SMM Rootkit: Old, Obscure, and Unnecessary

Be mindful that you don't overreact to the 'new' SMM exploit (properly, reported by Loic Duflot, a very accomplished low level hardware researcher, at the recent cansecwest conference). The exploit itself is really a documented 'feature' of the Intel 5100 Memory Controller chipset, and has been a known issue with SMM for quite some time. See the 5100 data sheet:

In order to make cacheable SMM possible, the chipset must accept EWB’s and must absorb IWB data regardless of the condition of the SMMEM# pin. The Intel® 5100 MCH Chipset will not set the error bit EXSMRAMC.E_SMERR in this case. Because of this, care must be used when attempting to cache SMM space. The chipset/platform cannot protect against processors who attempt to illegally access SMM space that is modified in another processor’s cache. Any software that creates such a condition (for example, by corrupting the page table) will jeopardize the protective properties of SMM.

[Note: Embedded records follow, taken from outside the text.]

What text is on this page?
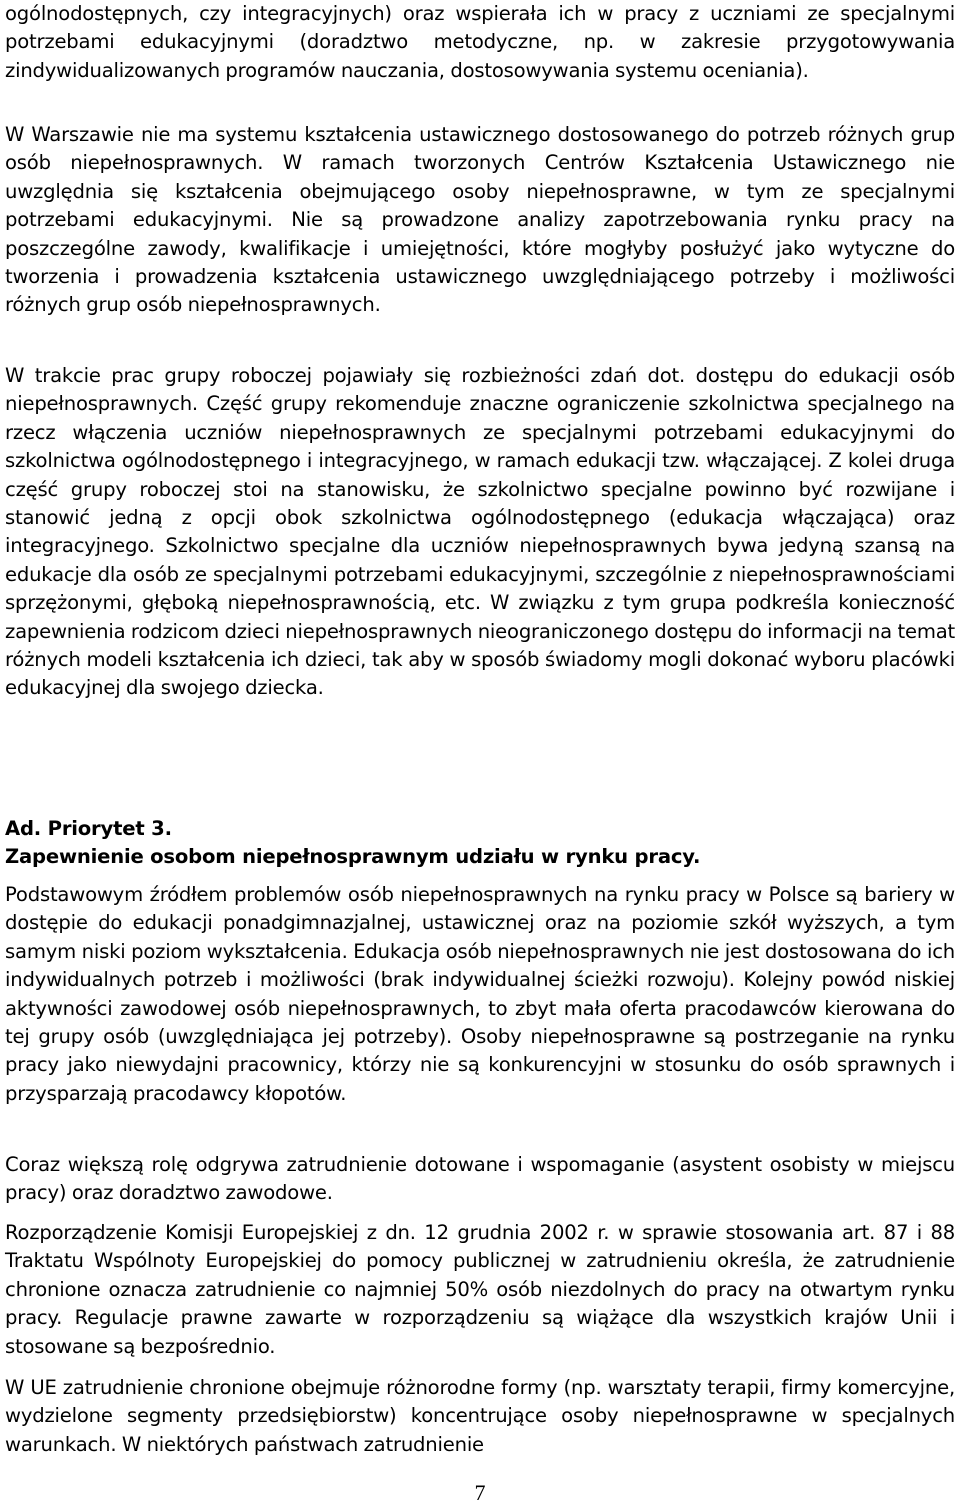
ogólnodostępnych, czy integracyjnych) oraz wspierała ich w pracy z uczniami ze specjalnymi potrzebami edukacyjnymi (doradztwo metodyczne, np. w zakresie przygotowywania zindywidualizowanych programów nauczania, dostosowywania systemu oceniania).

W Warszawie nie ma systemu kształcenia ustawicznego dostosowanego do potrzeb różnych grup osób niepełnosprawnych. W ramach tworzonych Centrów Kształcenia Ustawicznego nie uwzględnia się kształcenia obejmującego osoby niepełnosprawne, w tym ze specjalnymi potrzebami edukacyjnymi. Nie są prowadzone analizy zapotrzebowania rynku pracy na poszczególne zawody, kwalifikacje i umiejętności, które mogłyby posłużyć jako wytyczne do tworzenia i prowadzenia kształcenia ustawicznego uwzględniającego potrzeby i możliwości różnych grup osób niepełnosprawnych.

W trakcie prac grupy roboczej pojawiały się rozbieżności zdań dot. dostępu do edukacji osób niepełnosprawnych. Część grupy rekomenduje znaczne ograniczenie szkolnictwa specjalnego na rzecz włączenia uczniów niepełnosprawnych ze specjalnymi potrzebami edukacyjnymi do szkolnictwa ogólnodostępnego i integracyjnego, w ramach edukacji tzw. włączającej. Z kolei druga część grupy roboczej stoi na stanowisku, że szkolnictwo specjalne powinno być rozwijane i stanowić jedną z opcji obok szkolnictwa ogólnodostępnego (edukacja włączająca) oraz integracyjnego. Szkolnictwo specjalne dla uczniów niepełnosprawnych bywa jedyną szansą na edukacje dla osób ze specjalnymi potrzebami edukacyjnymi, szczególnie z niepełnosprawnościami sprzężonymi, głęboką niepełnosprawnością, etc. W związku z tym grupa podkreśla konieczność zapewnienia rodzicom dzieci niepełnosprawnych nieograniczonego dostępu do informacji na temat różnych modeli kształcenia ich dzieci, tak aby w sposób świadomy mogli dokonać wyboru placówki edukacyjnej dla swojego dziecka.

Ad. Priorytet 3.
Zapewnienie osobom niepełnosprawnym udziału w rynku pracy.

Podstawowym źródłem problemów osób niepełnosprawnych na rynku pracy w Polsce są bariery w dostępie do edukacji ponadgimnazjalnej, ustawicznej oraz na poziomie szkół wyższych, a tym samym niski poziom wykształcenia. Edukacja osób niepełnosprawnych nie jest dostosowana do ich indywidualnych potrzeb i możliwości (brak indywidualnej ścieżki rozwoju). Kolejny powód niskiej aktywności zawodowej osób niepełnosprawnych, to zbyt mała oferta pracodawców kierowana do tej grupy osób (uwzględniająca jej potrzeby). Osoby niepełnosprawne są postrzeganie na rynku pracy jako niewydajni pracownicy, którzy nie są konkurencyjni w stosunku do osób sprawnych i przysparzają pracodawcy kłopotów.

Coraz większą rolę odgrywa zatrudnienie dotowane i wspomaganie (asystent osobisty w miejscu pracy) oraz doradztwo zawodowe.

Rozporządzenie Komisji Europejskiej z dn. 12 grudnia 2002 r. w sprawie stosowania art. 87 i 88 Traktatu Wspólnoty Europejskiej do pomocy publicznej w zatrudnieniu określa, że zatrudnienie chronione oznacza zatrudnienie co najmniej 50% osób niezdolnych do pracy na otwartym rynku pracy. Regulacje prawne zawarte w rozporządzeniu są wiążące dla wszystkich krajów Unii i stosowane są bezpośrednio.

W UE zatrudnienie chronione obejmuje różnorodne formy (np. warsztaty terapii, firmy komercyjne, wydzielone segmenty przedsiębiorstw) koncentrujące osoby niepełnosprawne w specjalnych warunkach. W niektórych państwach zatrudnienie

7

You might ask why it hasn't received more attention until now? Stated simply, such low level tactics are simply unnecessary for a real rootkit to be effective. Remember that you need to be in ring-0 (kernel) before you can even attempt installing into 'ring -1', and being at ring 0 is plenty of privilege for even the most stealthy of rootkits.

There are other reasons that an SMM rootkit is best left to the science fair: to make one that is effective across more than a select hardware platform, you would need to invest boat loads of development dollars in testing. At worst, someone might build an SMM rootkit that works on a well-known and distributed model of laptop and post that for publicity - but the real criminals don't build stuff like this, nor do they have to.

The majority of malware threats today are, in fact, usermode. The bad guys simply don't need to go any lower to get their work done. Remember, the lower you go, the less re-usable code you can leverage. That is, lower means no libraries, no API's. Lower means you write all the device, memory, and hardware logic yourself. It approaches the complexity of device driver development and operating system design. This all translates into expensive and non-ubiquitous. Malware avoids this development cost by simply installing itself like any other program, re-using the existing API's and libraries under windows that already provide network access, memory management, file access, and the like.

The modus operandi of real malware authors is: Write once, use many times. An SMM rootkit is a really neat science experiment and excites technical curiosity, but such an approach is not useful in practice. Let's stay focused on our Day Job, tackling real threats.